À long terme, en surmontant certains obstacles techniques, si la couche DA est placée sur Ethereum ou une chaîne similaire, et qu’on peut y déployer des contrats de vérification, le SCP pourrait atteindre la même sécurité de règlement qu’un rollup, sans multisignature.
Mais en pratique, ce n’est pas nécessairement optimal :
1. Ethereum n’est pas spécialisé dans le stockage de données, et son coût est élevé comparé aux blockchains dédiées. Pour le paradigme SCP, un coût de stockage suffisamment bas ou fixe est essentiel pour supporter un débit comparable au Web2.
2. Les systèmes de preuve sont extrêmement complexes à développer, car le SCP peut implémenter n’importe quelle logique, pas seulement simuler l’EVM. En voyant que même des équipes comme Optimism n’ont pas encore lancé leurs preuves de fraude, ou la difficulté du zkEVM, on imagine combien il serait ardu de créer des preuves pour des systèmes variés sur Ethereum.

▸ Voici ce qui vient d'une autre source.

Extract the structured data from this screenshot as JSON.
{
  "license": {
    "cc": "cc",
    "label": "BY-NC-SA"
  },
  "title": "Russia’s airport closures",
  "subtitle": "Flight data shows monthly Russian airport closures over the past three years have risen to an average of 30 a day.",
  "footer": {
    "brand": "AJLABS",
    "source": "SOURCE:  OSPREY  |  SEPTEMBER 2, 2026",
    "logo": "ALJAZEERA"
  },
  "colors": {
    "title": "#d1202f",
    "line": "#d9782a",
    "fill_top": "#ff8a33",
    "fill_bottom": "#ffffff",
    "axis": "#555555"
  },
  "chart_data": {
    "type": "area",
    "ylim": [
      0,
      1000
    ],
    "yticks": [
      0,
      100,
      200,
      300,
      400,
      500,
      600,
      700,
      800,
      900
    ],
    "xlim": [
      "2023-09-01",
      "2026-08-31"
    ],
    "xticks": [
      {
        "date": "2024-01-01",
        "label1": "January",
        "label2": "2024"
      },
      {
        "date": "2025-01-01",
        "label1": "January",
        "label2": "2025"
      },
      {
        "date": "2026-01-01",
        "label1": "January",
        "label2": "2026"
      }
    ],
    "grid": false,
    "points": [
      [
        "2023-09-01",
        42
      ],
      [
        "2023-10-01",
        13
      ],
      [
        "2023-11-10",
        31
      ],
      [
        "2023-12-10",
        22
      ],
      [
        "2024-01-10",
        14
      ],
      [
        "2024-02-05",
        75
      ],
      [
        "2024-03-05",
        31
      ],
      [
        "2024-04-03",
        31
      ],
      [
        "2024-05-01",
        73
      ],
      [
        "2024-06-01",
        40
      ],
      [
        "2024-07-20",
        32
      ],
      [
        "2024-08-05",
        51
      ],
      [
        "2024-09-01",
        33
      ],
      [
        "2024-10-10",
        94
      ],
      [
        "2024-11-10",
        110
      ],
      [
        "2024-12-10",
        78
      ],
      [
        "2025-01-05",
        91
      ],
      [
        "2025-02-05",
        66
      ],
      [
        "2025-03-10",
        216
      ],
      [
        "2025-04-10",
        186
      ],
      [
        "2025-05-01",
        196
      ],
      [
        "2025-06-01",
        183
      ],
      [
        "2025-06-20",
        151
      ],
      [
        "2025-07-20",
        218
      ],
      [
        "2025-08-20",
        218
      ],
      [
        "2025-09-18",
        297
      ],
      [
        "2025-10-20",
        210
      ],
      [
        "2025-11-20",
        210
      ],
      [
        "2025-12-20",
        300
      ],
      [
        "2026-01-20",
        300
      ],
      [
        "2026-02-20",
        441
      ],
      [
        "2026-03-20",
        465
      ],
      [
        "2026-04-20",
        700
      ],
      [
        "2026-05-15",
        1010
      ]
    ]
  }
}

Ainsi, le modèle rollup n’est pratiquement pertinent que dans des cas spécifiques. Si vous souhaitez une architecture plus large, ouverte, sortant du cadre EVM pour intégrer davantage de fonctionnalités Web2, la logique du rollup Ethereum n’est pas adaptée.
Le SCP n’est pas une simple solution de mise à l’échelle d’une blockchain, mais une architecture plus vaste de plateforme de calcul Web3. Il n’a donc aucune raison de suivre la voie du Layer2 Ethereum.